RASA2 regulated p53 stability via the ubiquitin/proteasome pathway. (A) Relative mRNA levels of p53 in RASA2 knockdown and control cell lines. One of three representative experiments is shown. (B) p53 and RASA2 protein expression in the control siRNA or RASA2 siRNA transfected NCI-H226 cells. Cells were treated with MG132 (10 µM, 4 hours) before harvesting. One of three representative experiments is shown. (C) Time course of RASA2 and p53 protein expression according to WB after transfection with RASA2-siRNA or control-siRNA. One of three representative experiments is shown. (D) p53 ubiquitin levels were analyzed with IP-WB. After transfection with control-siRNA or RASA2-siRNA in NCI-H226 for 24 hours, cells were harvested after 10 µM of MG132 treatment for 4 hours. (E) In the NCI-H292 and NCI-H226 cell lines, p53 phosphorylation was measured by WB in RASA2-knockdown cells. (D,E) One of two representative experiments is shown. Overexposed, the membrane was overexposed to assess constitutive p53 phosphorylation levels in RASA2 knockdown and control cells. Significance was determined by one-way ANOVA (A) and is shown as ***, P<0.001. mRNA, messenger RNA; RASA2, Ras p21 protein activator; siRNA, small interfering RNA; GAPDH, glyceraldehyde-3-phosphate dehydrogenase; HA, hemagglutinin; IP, immunoprecipitation; WCL, whole cell lysate; WB, western blotting; ANOVA, analysis of variance.

Figure 5

RASA2 directly interacted with p53 in the proline-rich domain. (A) RASA2 bound to p53 in HEK 293T cells via immunoprecipitation. (B) GST pulldown assays of GST or GST-p53 fusion proteins were incubated with Flag-RASA2 protein. (C) The p53 binding domain was assessed via WB. HEK 293T cells were cotransfected with constructs encoding Flag-RASA2 and p53 mutants, and then cell lysates were incubated with anti-Flag beads and analyzed. (D) IP-WB analysis of binding sites of p53WT and p53mPRD to RASA2 in the HCT116 p53^(−/−) cell line. (A-D) One of three representative experiments is shown.

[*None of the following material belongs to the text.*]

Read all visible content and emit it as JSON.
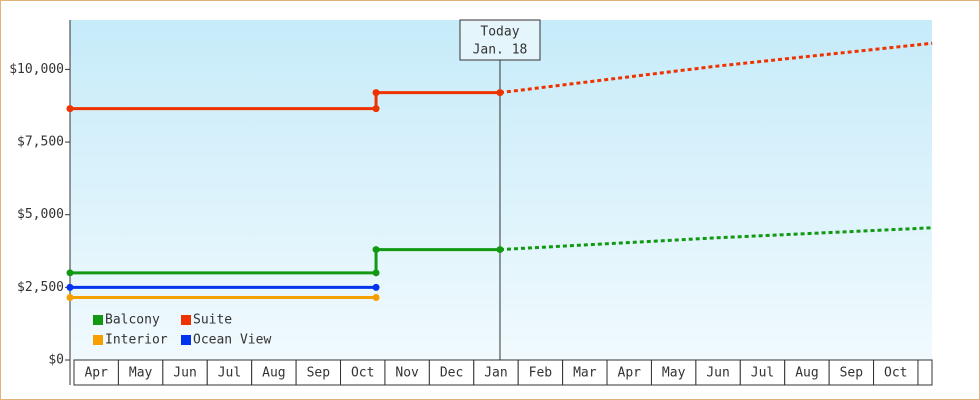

IP, immunoprecipitation; IgG, immunoglobulin G; RASA2, Ras p21 protein activator; GST, glutathione S transferase; HA, hemagglutinin; WCL, whole cell lysate; GAPDH, glyceraldehyde-3-phosphate dehydrogenase; WB, western blotting; WT, wild-type.

Figure 6

Knockdown of RASA2 enhanced radiosensitivity in vivo. (A) Quantification of tumor volume in mice bearing cancer cells (NCI-H226) with RASA2-control or -knockdown tumors. Mice (n=3) were imaged 21 days after injection and 14 and 30 days after irradiation. Irradiation: 24 Gy (1.6 Gy/day × 15 days). One of three representative experiments is shown. (B) IHC staining with HE for RASA2 in tumor sections (magnification, 400×). One of three representative experiments is shown. (C) Tumor growth curve in the subcutaneous mouse model after receiving a total 40 Gy of irradiation (10 Gy/day ×4 days). One of three representative experiments is shown. (D) Apoptosis-related proteins were analyzed with western blotting of whole subcutaneous tumor lysates. One of two representative experiments is shown. (E) A proposed model shows mechanistically how RASA2 affects radioresistance. Mutated RASA2 binds p53, subsequently phosphorylates p53, and promotes p53 degradation via the ubiquitin/proteasome system. Under normal conditions, radiation-induced stress promotes p53 translocation into the nucleus, which enhances apoptosis-related protein expression and induces cell apoptosis. (Created with BioRender.com). Significance was determined by t-test (A), two-way ANOVA (C) and is shown as *, P<0.05; **, P<0.01; and ***, P<0.001. RASA2, Ras p21 protein activator; shRNA, short hairpin RNA; mRNA, messenger RNA; IHC, immunohistochemical; HE, hematoxylin-eosin; ANOVA, analysis of variance.